» Ça vous étonne ; c’est qu’il était devenu fou. A cause du soleil, probablement, mais surtout à force de vivre seul, sans personne à qui pouvoir parler une langue raisonnable. Son idée, c’est qu’il était gouverneur général du Désert, et qu’il ne devait de comptes à personne, excepté, comme tous les gouverneurs généraux, au ministre et aux inspecteurs des colonies. Voilà même pourquoi les inspecteurs des colonies, quand ils venaient, ne pouvaient pas s’apercevoir qu’il avait le cafard. Il était très poli avec eux, il leur donnait à dîner, et tirait même du magasin une bouteille de vin supplémentaire. Mais, quand ils étaient partis, s’ils n’avaient pas bu toute la bouteille, il la remettait au magasin avec cette inscription, de sa belle écriture : « Bouteille laissée en cet état par M. l’inspecteur ». Car dans son opinion, c’est par des écritures qu’on fait de bonnes finances. Il entretenait aussi l’inspection de la grandeur de la France et de ses projets pour l’administration des Déserts, mais ça le rendait sympathique et, en comparaison d’un tas d’autres, c’était innocent.

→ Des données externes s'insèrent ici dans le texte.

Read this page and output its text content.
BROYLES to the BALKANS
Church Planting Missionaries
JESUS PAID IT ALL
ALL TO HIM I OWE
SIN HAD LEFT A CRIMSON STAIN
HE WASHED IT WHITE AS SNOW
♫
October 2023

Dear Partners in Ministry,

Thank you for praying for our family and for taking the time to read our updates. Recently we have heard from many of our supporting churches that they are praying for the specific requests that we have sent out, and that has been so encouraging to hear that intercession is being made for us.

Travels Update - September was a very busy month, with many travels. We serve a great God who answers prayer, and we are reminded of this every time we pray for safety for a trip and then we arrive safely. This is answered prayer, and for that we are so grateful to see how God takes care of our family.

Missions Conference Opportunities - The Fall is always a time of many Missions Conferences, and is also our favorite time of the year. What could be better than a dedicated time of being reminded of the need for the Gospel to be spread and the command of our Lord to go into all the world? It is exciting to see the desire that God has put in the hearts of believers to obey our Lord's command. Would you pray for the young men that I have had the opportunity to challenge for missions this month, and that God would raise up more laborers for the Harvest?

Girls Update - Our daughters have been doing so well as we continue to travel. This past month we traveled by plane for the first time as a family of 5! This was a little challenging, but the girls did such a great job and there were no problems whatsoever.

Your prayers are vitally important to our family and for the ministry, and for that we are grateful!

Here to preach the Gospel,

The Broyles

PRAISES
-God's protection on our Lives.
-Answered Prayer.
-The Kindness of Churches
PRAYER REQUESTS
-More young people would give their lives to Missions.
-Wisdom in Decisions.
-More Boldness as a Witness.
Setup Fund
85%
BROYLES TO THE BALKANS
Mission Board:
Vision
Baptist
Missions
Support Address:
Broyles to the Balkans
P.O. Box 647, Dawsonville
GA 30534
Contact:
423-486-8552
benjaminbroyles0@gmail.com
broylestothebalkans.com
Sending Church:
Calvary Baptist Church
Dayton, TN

» Et ça dura comme ça… Ça dura jusqu’au jour où, au lieu d’un inspecteur, ce fut un Anglais, un Anglais très riche, qui arriva sur son yacht. Il allait dans l’Inde, je crois, et traversait la mer Rouge. Le caprice lui vint de s’arrêter à Obock.
» Le père Barbier était déférent à l’égard des inspecteurs. Je vous l’ai dit. Mais vis-à-vis d’un Anglais qui n’était pas même fonctionnaire il fut uniquement le gouverneur du Désert ; affable et… et… comment dites-vous quand on a l’air supérieur ?
— Condescendant, suggérai-je.
— Condescendant. Il accueillit l’Anglais, qui l’avait fait prévenir de sa visite, debout sur le petit appontement, dont le bois était un peu pourri, mais ça ne se voyait pas, parce que les arbalétriers en étaient tout couverts d’huîtres. Et Barbier avait mis son uniforme de drap, par cinquante degrés à l’ombre, pendant que ses ascaris présentaient les armes. L’Anglais tendit la main, mais Barbier garda les siennes dans la position réglementaire, puis fit un salut guerrier et cria :
» — Reposez… armes !
Les ascaris reposèrent les armes, et l’Anglais eut l’air flatté. C’est vrai que la réception qu’on lui faisait avait quelque chose de majestueux. Toutefois, quand il demanda à visiter les environs, le père Barbier lui répondit que ça ne se pouvait pas, pour des raisons politiques. L’Anglais eut l’air étonné, mais il ne se fâcha pas parce que le père Barbier, en faisant le salut militaire, lui dit :
» — Milord, la France se fait un devoir de vous inviter à dîner !
» Le dîner fut un beau dîner. C’est le père Barbier qui avait écrit le menu, et chaque plat était apporté par son boy, accompagné par quatre ascaris, l’arme au bras, baïonnette au canon. Quand le boy déposait le plat, les ascaris présentaient les armes ; et il y avait aussi un clairon ascari qui sonnait aux champs quand le père Barbier trinquait avec l’Anglais en disant :
» — Milord, à vot’ dame !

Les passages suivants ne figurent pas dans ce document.